Whenever an error threshold is exceeded, then the disk is marked as failed. This triggers the
audible enclosure alarm to sound (unless disabled) and the subsystem appears in a
non-optimal state. A critical event is logged in MEL and the Recovery Guru button starts
flashing. All critical events are sent to the SNMP management console or to the e-mail
recipient that you have configured to receive alert notifications by selecting Edit ï‚® Configure
Alerts in the Enterprise Management window.
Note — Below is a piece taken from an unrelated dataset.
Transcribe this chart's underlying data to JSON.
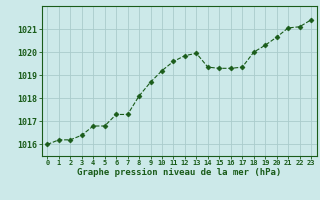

The amber FAULT LED is illuminated on the
faulty drive.
If the array has been configured with redundancy protection (RAID 1, 3, 5, or 6), then the
drive failure will cause the array and associated logical drives to change to a degraded state.
This indicates that the array has lost RAID redundancy. For RAID 1 or 6 arrays, this is only a
partial loss of redundancy.
If a standby hotspare drive with the same (or greater) capacity and performance
characteristics is available, then it takes over from the failed drive. Reconstruction of data
onto the hotspare starts automatically. Once reconstruction of all associated logical drives is
complete, the array returns to an Optimal state. At this point, the failed drive slot is still
associated with the array. The hotspare drive remains assigned as a hotspare, but assumes a
temporary association with the array.